De Procureur-Generaal bij de Hoge Raad der Nederlanden
Advocaat-Generaal
1 De Belastingdienst/P.
2 Rechtbank 's-Gravenhage, 25 april 2008, nr. AWB 06/5832 IB/PVV, LJN BH0114, NTFR 2009/411.
3 Gerechtshof 's-Gravenhage, 6 maart 2009, nr. 08/00215, LJN BH8649, V-N 2009/25.1.3 zonder aantekening.
4 Het Hof bedoelt kennelijk dat er twee naheffingsaanslagen zijn opgelegd waarvan er één, die ten bedrage van € 200, is betaald.
5 Dit bedrag is berekend uitgaande van € 11.695 aan loonheffing en een tarief van 52%.
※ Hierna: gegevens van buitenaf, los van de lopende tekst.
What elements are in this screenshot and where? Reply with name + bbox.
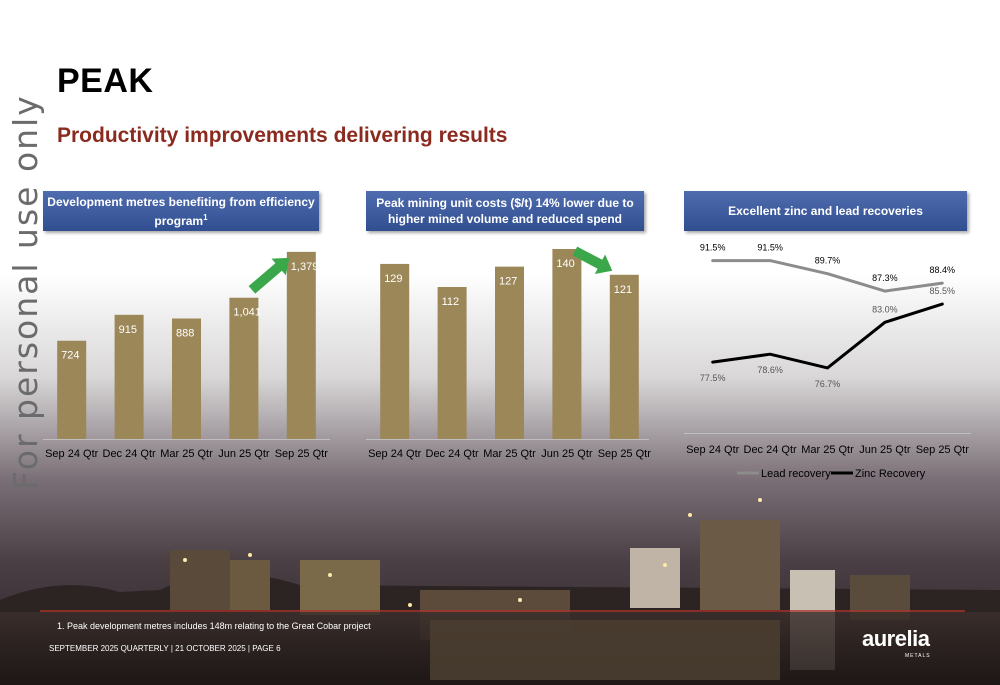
lead-data-label: 88.4% [930,265,956,275]
chart1-tick-label: Mar 25 Qtr [160,448,213,460]
chart3-title-text: Excellent zinc and lead recoveries [728,204,923,218]
chart1-bar [229,297,259,439]
chart3-tick-label: Dec 24 Qtr [744,444,798,456]
chart3-tick-label: Sep 25 Qtr [916,444,970,456]
chart1-tick-label: Dec 24 Qtr [103,448,157,460]
lead-data-label: 89.7% [815,256,841,266]
watermark-text: For personal use only [6,94,45,490]
zinc-legend-label: Zinc Recovery [855,468,926,480]
chart3-tick-label: Mar 25 Qtr [801,444,854,456]
chart2-bar [380,263,410,439]
chart2-bar [552,249,582,439]
aurelia-logo: aurelia METALS [862,622,962,662]
chart2-data-label: 121 [614,284,632,296]
lead-legend-label: Lead recovery [761,468,831,480]
chart2-tick-label: Dec 24 Qtr [426,448,480,460]
chart1-tick-label: Sep 24 Qtr [45,448,99,460]
chart1-bar [114,314,144,439]
chart1-bar [172,318,201,439]
logo-subtext: METALS [905,653,931,659]
chart2-data-label: 127 [499,276,517,288]
chart1-data-label: 915 [119,324,137,336]
zinc-data-label: 76.7% [815,379,841,389]
chart2-data-label: 112 [442,296,460,308]
chart2-tick-label: Sep 24 Qtr [368,448,422,460]
chart1-bar [57,340,87,439]
chart3-tick-label: Jun 25 Qtr [859,444,911,456]
zinc-data-label: 78.6% [757,365,783,375]
chart2-title: Peak mining unit costs ($/t) 14% lower d… [366,191,644,231]
lead-data-label: 87.3% [872,273,898,283]
zinc-data-label: 77.5% [700,373,726,383]
zinc-recovery-line [711,302,944,370]
chart1-data-label: 888 [176,327,194,339]
chart2-tick-label: Sep 25 Qtr [598,448,652,460]
chart1-data-label: 1,041 [233,307,261,319]
chart2-tick-label: Mar 25 Qtr [483,448,536,460]
chart3-title: Excellent zinc and lead recoveries [684,191,967,231]
chart1-title-footnote-marker: 1 [203,212,208,222]
chart2-tick-label: Jun 25 Qtr [541,448,593,460]
chart1-title: Development metres benefiting from effic… [43,191,319,231]
chart1-tick-label: Jun 25 Qtr [218,448,270,460]
chart2-bar [437,287,467,439]
footer-text: SEPTEMBER 2025 QUARTERLY | 21 OCTOBER 20… [49,644,281,653]
footnote: 1. Peak development metres includes 148m… [57,621,371,631]
lead-data-label: 91.5% [700,243,726,253]
chart1-data-label: 1,379 [291,261,319,273]
lead-recovery-line [711,259,944,293]
chart1-trend-arrow-icon [248,257,290,294]
zinc-data-label: 85.5% [930,286,956,296]
chart2-title-text: Peak mining unit costs ($/t) 14% lower d… [376,196,634,226]
zinc-data-label: 83.0% [872,304,898,314]
chart2-data-label: 140 [556,258,574,270]
chart2-bar [609,274,639,439]
chart1-tick-label: Sep 25 Qtr [275,448,329,460]
page-subtitle: Productivity improvements delivering res… [57,124,508,147]
lead-data-label: 91.5% [757,243,783,253]
page-title: PEAK [57,62,154,100]
chart3-tick-label: Sep 24 Qtr [686,444,740,456]
chart2-bar [495,266,524,439]
chart1-title-text: Development metres benefiting from effic… [47,194,315,228]
chart1-bar [286,251,316,439]
chart1-data-label: 724 [61,350,79,362]
chart2-trend-arrow-icon [572,246,613,274]
chart2-data-label: 129 [384,273,402,285]
logo-wordmark: aurelia [862,626,930,651]
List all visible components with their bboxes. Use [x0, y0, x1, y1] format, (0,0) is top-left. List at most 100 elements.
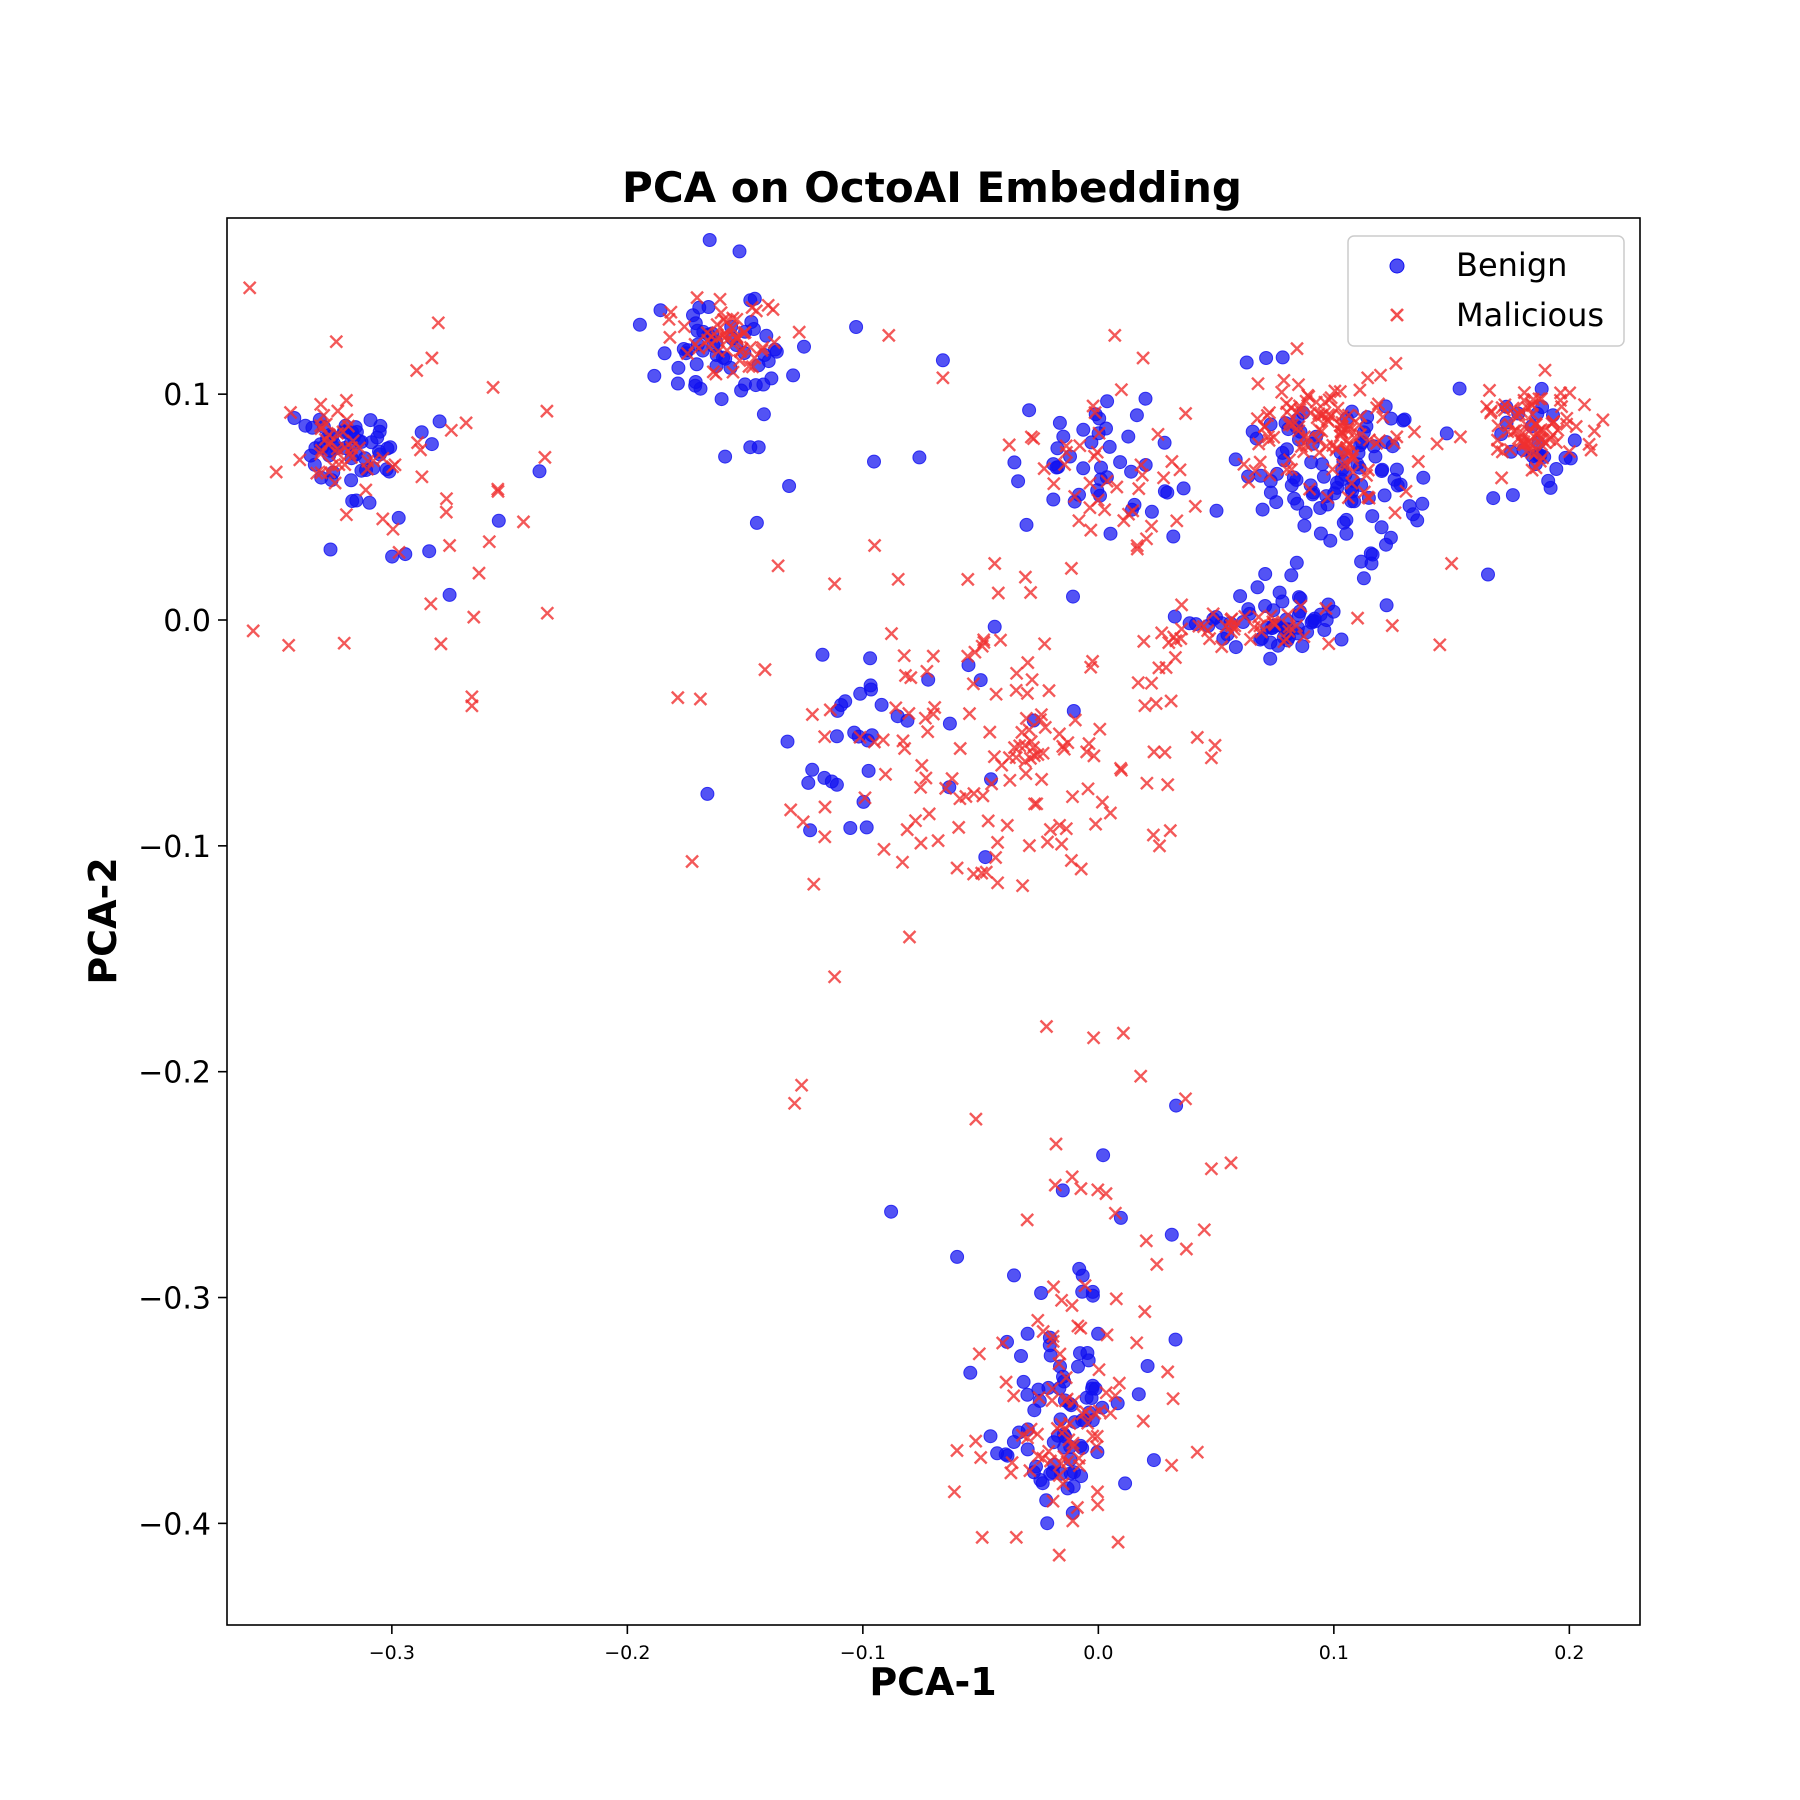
benign-point: [863, 651, 878, 666]
malicious-point: [343, 446, 358, 461]
benign-point: [1228, 640, 1243, 655]
benign-point: [1169, 1098, 1184, 1113]
malicious-point: [1204, 750, 1219, 765]
malicious-point: [1092, 426, 1106, 441]
malicious-point: [434, 637, 448, 651]
malicious-point: [1554, 399, 1569, 414]
malicious-point: [1100, 474, 1114, 489]
malicious-point: [897, 741, 912, 756]
benign-point: [1040, 1516, 1055, 1531]
malicious-point: [1147, 745, 1161, 759]
benign-point: [714, 392, 729, 407]
malicious-point: [1065, 1514, 1080, 1528]
malicious-point: [968, 1434, 983, 1448]
malicious-point: [538, 450, 552, 465]
benign-point: [998, 1447, 1013, 1462]
malicious-point: [292, 452, 307, 467]
malicious-point: [966, 867, 981, 881]
malicious-point: [745, 300, 759, 315]
benign-point: [942, 716, 957, 731]
malicious-point: [1099, 1385, 1114, 1400]
y-tick-label: 0.0: [163, 604, 211, 639]
malicious-point: [1357, 485, 1372, 499]
malicious-point: [1091, 493, 1105, 507]
malicious-point: [388, 457, 402, 472]
malicious-point: [1079, 745, 1094, 759]
malicious-point: [1025, 672, 1039, 687]
malicious-point: [733, 344, 748, 359]
malicious-point: [962, 706, 977, 721]
malicious-point: [1022, 838, 1037, 853]
benign-point: [1258, 599, 1273, 613]
malicious-point: [1282, 452, 1297, 467]
malicious-point: [1095, 795, 1110, 809]
malicious-point: [1248, 463, 1263, 478]
malicious-point: [1138, 698, 1152, 713]
malicious-point: [1108, 1206, 1123, 1221]
series-malicious: [242, 280, 1610, 1562]
malicious-point: [1163, 823, 1178, 838]
malicious-point: [1279, 632, 1293, 646]
benign-point: [963, 1365, 978, 1380]
benign-point: [1415, 496, 1430, 511]
malicious-point: [1502, 417, 1517, 432]
benign-point: [632, 317, 647, 332]
malicious-point: [1083, 476, 1097, 490]
benign-point: [1289, 555, 1304, 570]
malicious-point: [1089, 1439, 1104, 1454]
malicious-point: [1260, 408, 1275, 423]
malicious-point: [1046, 476, 1061, 491]
malicious-point: [1023, 585, 1038, 600]
malicious-point: [1479, 399, 1494, 414]
malicious-point: [1156, 470, 1171, 485]
malicious-point: [1050, 1421, 1065, 1436]
benign-point: [797, 339, 811, 354]
benign-point: [349, 493, 364, 508]
benign-point: [1334, 632, 1349, 647]
malicious-point: [316, 408, 331, 423]
benign-point: [874, 697, 889, 712]
malicious-point: [1065, 789, 1080, 804]
malicious-point: [425, 351, 439, 365]
malicious-point: [1227, 622, 1241, 637]
malicious-point: [1087, 449, 1102, 464]
benign-point: [1140, 1359, 1155, 1373]
malicious-point: [895, 855, 910, 870]
malicious-point: [1372, 433, 1387, 448]
malicious-point: [1224, 611, 1239, 626]
benign-point: [1019, 517, 1034, 532]
x-axis: −0.3 −0.2 −0.1 0.0 0.1 0.2: [369, 1625, 1584, 1664]
benign-point: [978, 850, 993, 865]
malicious-point: [1088, 405, 1102, 420]
malicious-point: [1525, 398, 1540, 413]
benign-point: [756, 407, 771, 422]
malicious-point: [920, 664, 934, 679]
malicious-point: [771, 558, 785, 573]
benign-point: [1066, 589, 1080, 604]
x-tick-label: −0.3: [369, 1642, 415, 1664]
malicious-point: [313, 397, 328, 412]
malicious-point: [1036, 1324, 1051, 1339]
malicious-point: [1133, 1069, 1148, 1084]
malicious-point: [1114, 382, 1129, 397]
benign-point: [1118, 1476, 1133, 1491]
malicious-point: [1346, 465, 1360, 480]
malicious-point: [981, 814, 996, 828]
benign-point: [385, 549, 400, 564]
malicious-point: [1144, 519, 1159, 534]
benign-point: [1327, 486, 1342, 501]
malicious-point: [1371, 397, 1386, 411]
malicious-point: [332, 457, 346, 472]
malicious-point: [1064, 853, 1079, 868]
benign-point: [1035, 1476, 1050, 1491]
malicious-point: [1320, 490, 1335, 505]
malicious-point: [1353, 409, 1368, 423]
malicious-point: [867, 538, 882, 553]
malicious-point: [1108, 1388, 1123, 1403]
legend: Benign Malicious: [1347, 235, 1625, 347]
benign-point: [692, 300, 707, 315]
malicious-point: [516, 515, 531, 529]
malicious-point: [805, 707, 820, 722]
benign-point: [751, 440, 766, 455]
benign-point: [1379, 537, 1393, 552]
6 Met ingang van 27 april 2002 is het derde lid verplaatst naar het vijfde lid.
7 Infobulletin 1995/771.
8 Infobulletin 2001/300.
9 Ik kom hierop terug in onderdeel 5.3.
10 Tweede Kamer, vergaderjaar 1996-1997, 25 051, nr. 3, blz. 26.
11 Ik laat een eventuele onverschuldigde betaling van de naheffingsaanslag door de inhoudingsplichtige buiten beschouwing, zie verder 3.9 over de derde situatie van verrekening.
12 zie HR 16 september 1953, nr. 11462, BNB 1953/220 en HR 24 juni 1998, nr. 33238, BNB 1998/290.
13 Tweede Kamer, vergaderjaar 1987-1988, 20 588, nr. 3, blz. 101-102.
14 Zie ook J.J. Vetter, P.J. Wattel en M.H.M. van Oers, Invordering van belastingen, Deventer: Kluwer 2009, 7de druk, blz. 78.